Saved by Corduroy
How the original Preppy Handbook changed my life.
You can't blame Lisa Birnbach for revisiting her greatest hit, The Official Preppy Handbook, which climbed the best-seller lists in 1980. But True Prep, a sequel that arrives in bookstores next week, doesn't compare. It simply isn't helpful enough.
Thirty years ago, while still an undergraduate in England, I got my hands on a copy of the original Handbook, and it changed my life. I'd always been obsessed by America—I was majoring in American studies at the time, and I spent most of my waking hours trying to finagle my way into a U.S. graduate school—but my vision of the place was mostly gleaned from Hill Street Blues and the Mamas and the Papas. I thought everyone dressed in uniforms or kaftans. The Preppy Handbook clued me in.
The first sections of the book were somewhat alarming. All that talk of governesses and private schools (so that's what prep meant) had me worried that America was just a newer, larger version of class-obsessed Britain. But the second half was more practical, teaching the preferred terms for drunk, how to perform a dancelike movement known as Gatoring, and how to pronounce the "ou" in drop trou. I learned about khakis, Oxford shirts, and worn-out shoes held together with tape.
When I did make it to America—to study at the University of Delaware, which, for some reason, does not rate a mention alongside Hamilton and Princeton in the Handbook's list of preppy colleges—my colleagues at the foreign-student orientation seemed jealous of my advantages: As a native speaker of English and a Caucasian, it would be easy for me to "fit in." Little did they know that my real leg-up was my familiarity with the small print of the Preppy Handbook.
Its first gift was reassurance. In England, my lack of pedigree and my Northern accent meant I was just another working-class oik. In America, it seemed, I would be a WASP. I hadn't "prepped," though I did go to a school with a Latin motto and strictly enforced uniform regulations. No one in my family had ever had a middle name, much less a preppy monstrosity like Crowninshield (Ben Bradlee) or Beekman (Garry Trudeau), but since preppies were raging Anglophiles, with the help of this book, I could totally fake it.
The Handbook's most useful advice came in the clothing section, which is exactingly prescriptive. When it comes to Lacoste shirts, for example, "Only the all-cotton model will do, the one with cap sleeves with the ribbed edging, narrow collar and two-button placket (never buttoned)." That's the level of detail a new arrival requires. They need to know which pants to buy, the feet of which animal your winter boots should resemble, and when not to wear socks. It helped that so many of the original must-haves were available from the L.L. Bean catalog—True Prep is much more reliant on Prada, Burberry, and Thom Browne.
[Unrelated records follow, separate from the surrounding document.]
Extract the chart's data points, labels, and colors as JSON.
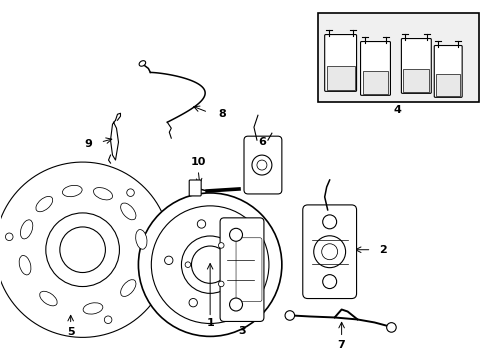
{
  "background_color": "#ffffff",
  "line_color": "#000000",
  "fig_width": 4.89,
  "fig_height": 3.6,
  "dpi": 100,
  "label_fontsize": 8.0
}
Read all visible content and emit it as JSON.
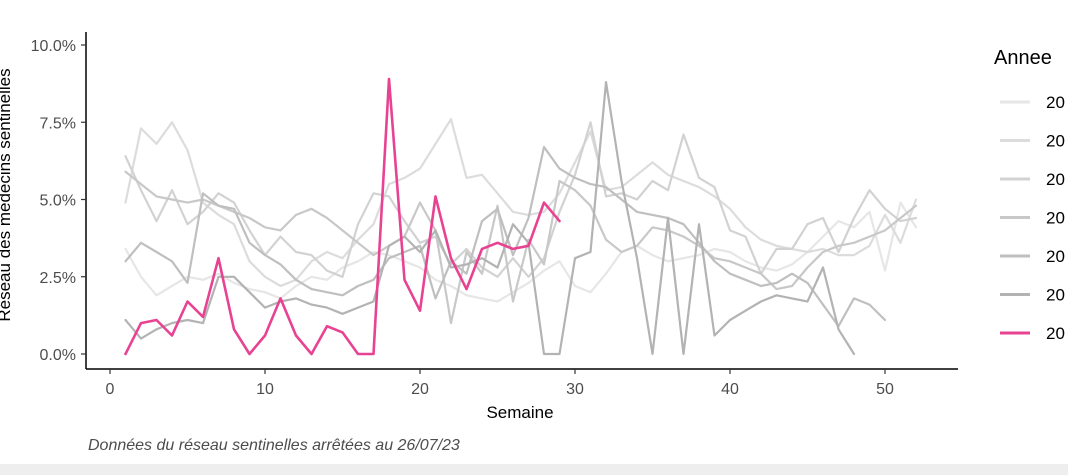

I didn't crack the dress code right away. I misunderstood the Handbook's endorsement of chamois shirts and purchased an orange fleece CPO shirt from the International Male catalog that made my hair stand on end, and I never learned to walk in duck boots. Even now, I can't bring myself to wear ribbon belts and critter trousers, and I didn't feel confident enough to pull off pink-and-green-patchwork madras until last season. (Oh, but when I did, I adopted the hell out of it. Now the prospect of going solid after Labor Day fills me with monochromatic dread.)
I often wonder whether I'd have taken a different career path if I'd missed the wise counsel of The Official Preppy Handbook. Although True Prep singles out "Contributing Editor, Vogue" as a "prep career for the new millennium," the entire field of magazine journalism is full of Skips and Mollys (though few of them are classic WASPs these days). This makes perfect sense. The virtues of a good editor are all to be found in the "preppy value system." These include consistency (we call it following the style guide); effortlessness (a reader should never see the hand of the editor); and discipline (just as a true prep should never raise her voice to the help, a good editor should never lose her temper with an author, no matter how exasperating he is). And these days, it certainly doesn't hurt that we don't mind wearing old shoes.